By Samuel McMahon

9 September 2022

Commercial and retail tenants often get into the habit of thinking of options for further terms as a given. However, care needs to be taken in the exercising of an option, as issues can arise which mean that a purported exercise of an option is invalid, and the opportunity to exercise the option is lost.

If the lease is subject to the Retail Leases Act 2003 (Victoria), then there are only two conditions that can be imposed on the exercise of an option. In our experience, these conditions are universally imposed in practice, and it is rare to encounter any other conditions imposed, even in commercial leases not subject to the Act.

 

They are:

  1. That the tenant has remedied any default under the lease about which the landlord has given the tenant written notice; and
  2. That the tenant has not persistently defaulted under the lease throughout its term and the landlord has given the tenant written notice of the defaults.

 

A third, implicit, condition is that the option needs to be exercised within the time fixed for the option to be exercised.

 

There are several pitfalls which can arise for tenants in this area. Two such pitfalls are:

  1. Sometimes the notice of exercise of the option is sent but not delivered. The notice may be posted but never received. Or it may be sent by email and misdelivered. This basic pitfall arises more often than might be expected, and by the time it is discovered, the tenant may be out of time to exercise the option.

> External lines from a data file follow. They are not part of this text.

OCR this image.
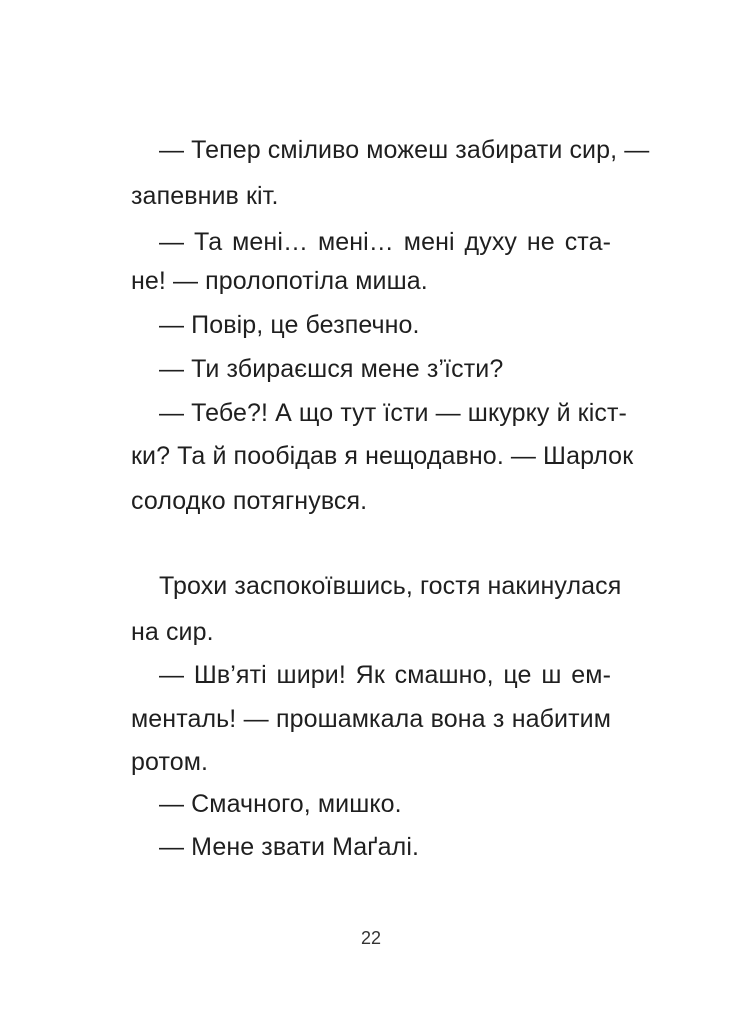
— Тепер сміливо можеш забирати сир, —
запевнив кіт.
— Та мені… мені… мені духу не ста-
не! — пролопотіла миша.
— Повір, це безпечно.
— Ти збираєшся мене з’їсти?
— Тебе?! А що тут їсти — шкурку й кіст-
ки? Та й пообідав я нещодавно. — Шарлок
солодко потягнувся.
Трохи заспокоївшись, гостя накинулася
на сир.
— Шв’яті шири! Як смашно, це ш ем-
менталь! — прошамкала вона з набитим
ротом.
— Смачного, мишко.
— Мене звати Маґалі.
22
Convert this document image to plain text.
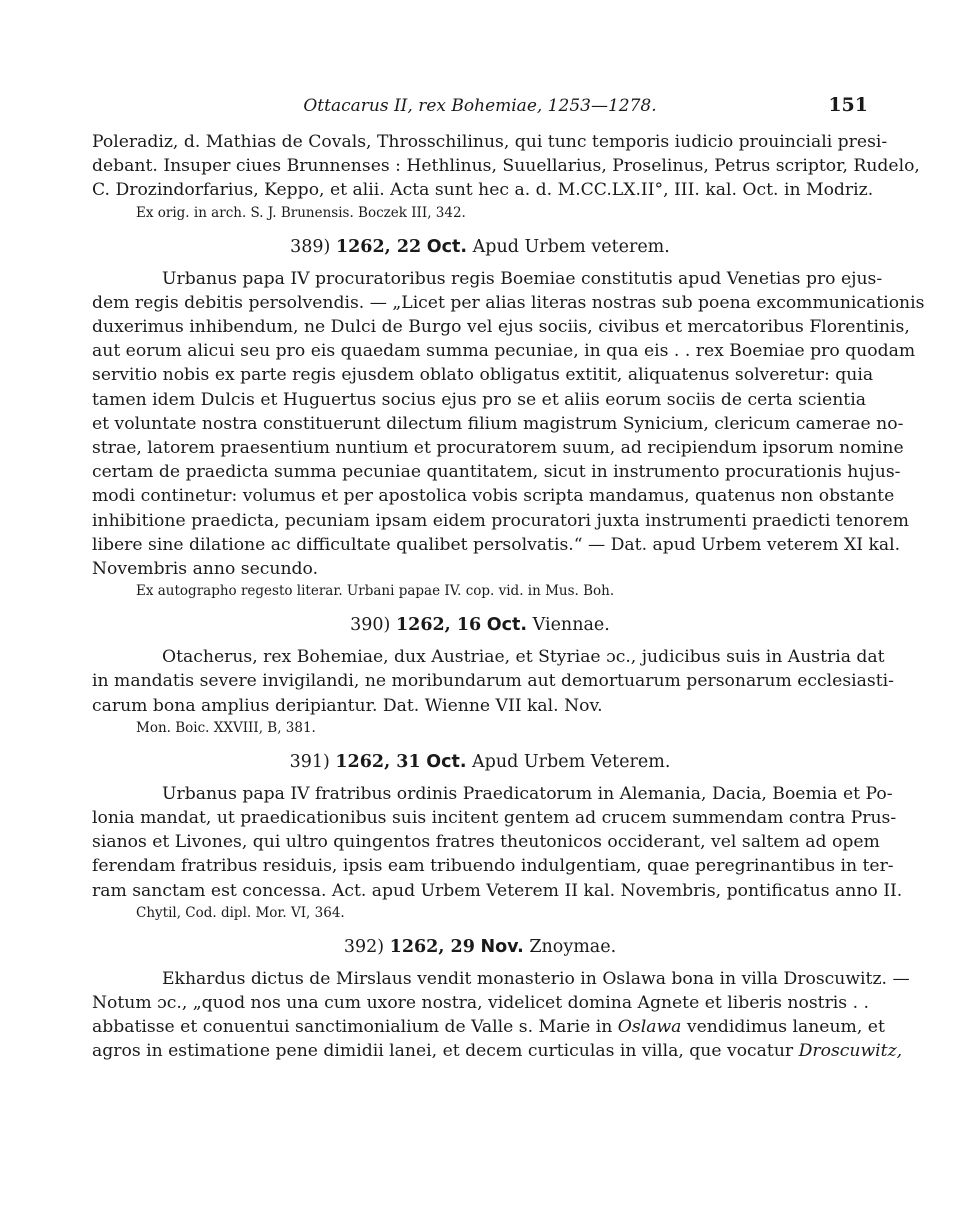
Ottacarus II, rex Bohemiae, 1253—1278.	151
Poleradiz, d. Mathias de Covals, Throsschilinus, qui tunc temporis iudicio prouinciali presi-
debant. Insuper ciues Brunnenses : Hethlinus, Suuellarius, Proselinus, Petrus scriptor, Rudelo,
C. Drozindorfarius, Keppo, et alii. Acta sunt hec a. d. M.CC.LX.II°, III. kal. Oct. in Modriz.
Ex orig. in arch. S. J. Brunensis. Boczek III, 342.
389) 1262, 22 Oct. Apud Urbem veterem.
Urbanus papa IV procuratoribus regis Boemiae constitutis apud Venetias pro ejus-
dem regis debitis persolvendis. — „Licet per alias literas nostras sub poena excommunicationis
duxerimus inhibendum, ne Dulci de Burgo vel ejus sociis, civibus et mercatoribus Florentinis,
aut eorum alicui seu pro eis quaedam summa pecuniae, in qua eis . . rex Boemiae pro quodam
servitio nobis ex parte regis ejusdem oblato obligatus extitit, aliquatenus solveretur: quia
tamen idem Dulcis et Huguertus socius ejus pro se et aliis eorum sociis de certa scientia
et voluntate nostra constituerunt dilectum filium magistrum Synicium, clericum camerae no-
strae, latorem praesentium nuntium et procuratorem suum, ad recipiendum ipsorum nomine
certam de praedicta summa pecuniae quantitatem, sicut in instrumento procurationis hujus-
modi continetur: volumus et per apostolica vobis scripta mandamus, quatenus non obstante
inhibitione praedicta, pecuniam ipsam eidem procuratori juxta instrumenti praedicti tenorem
libere sine dilatione ac difficultate qualibet persolvatis.“ — Dat. apud Urbem veterem XI kal.
Novembris anno secundo.
Ex autographo regesto literar. Urbani papae IV. cop. vid. in Mus. Boh.
390) 1262, 16 Oct. Viennae.
Otacherus, rex Bohemiae, dux Austriae, et Styriae ɔc., judicibus suis in Austria dat
in mandatis severe invigilandi, ne moribundarum aut demortuarum personarum ecclesiasti-
carum bona amplius deripiantur. Dat. Wienne VII kal. Nov.
Mon. Boic. XXVIII, B, 381.
391) 1262, 31 Oct. Apud Urbem Veterem.
Urbanus papa IV fratribus ordinis Praedicatorum in Alemania, Dacia, Boemia et Po-
lonia mandat, ut praedicationibus suis incitent gentem ad crucem summendam contra Prus-
sianos et Livones, qui ultro quingentos fratres theutonicos occiderant, vel saltem ad opem
ferendam fratribus residuis, ipsis eam tribuendo indulgentiam, quae peregrinantibus in ter-
ram sanctam est concessa. Act. apud Urbem Veterem II kal. Novembris, pontificatus anno II.
Chytil, Cod. dipl. Mor. VI, 364.
392) 1262, 29 Nov. Znoymae.
Ekhardus dictus de Mirslaus vendit monasterio in Oslawa bona in villa Droscuwitz. —
Notum ɔc., „quod nos una cum uxore nostra, videlicet domina Agnete et liberis nostris . .
abbatisse et conuentui sanctimonialium de Valle s. Marie in Oslawa vendidimus laneum, et
agros in estimatione pene dimidii lanei, et decem curticulas in villa, que vocatur Droscuwitz,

It is prudent for a tenant to follow up to ensure the notice of exercise of option has in fact been received, and seek written confirmation.
  2. If the tenant is in breach of the lease at the time of sending the notice of exercise of option, and has received written notice of the breach, then the exercise of the option is not valid. This can include situations where the tenant is in dispute with the landlord about, for example, the charging of certain outgoings, or the application of a rent increase. These are commonly indicated as overdue amounts on monthly statements sent to the tenant – and therefore the requirement that the tenant receive written notice of the breach has normally been satisfied. Whilst the tenant may be confident that it is legally in the right, the holding back of payment in this situation at the time of exercise of the option may come at the cost of expensive legal proceedings to confirm the true legal position, and if the tenant’s interpretation of the matter turns out to be wrong, even in a minor respect, the consequences for the tenant are enormous – a forfeited option will mean that either a new lease needs to be negotiated with a landlord who is entitled to refuse consent on any terms, or that the tenant needs to move and make good the premises by termination of the lease.

 

Given the real importance of further options to tenants, great care needs to be taken to ensure that an exercise of an option is valid.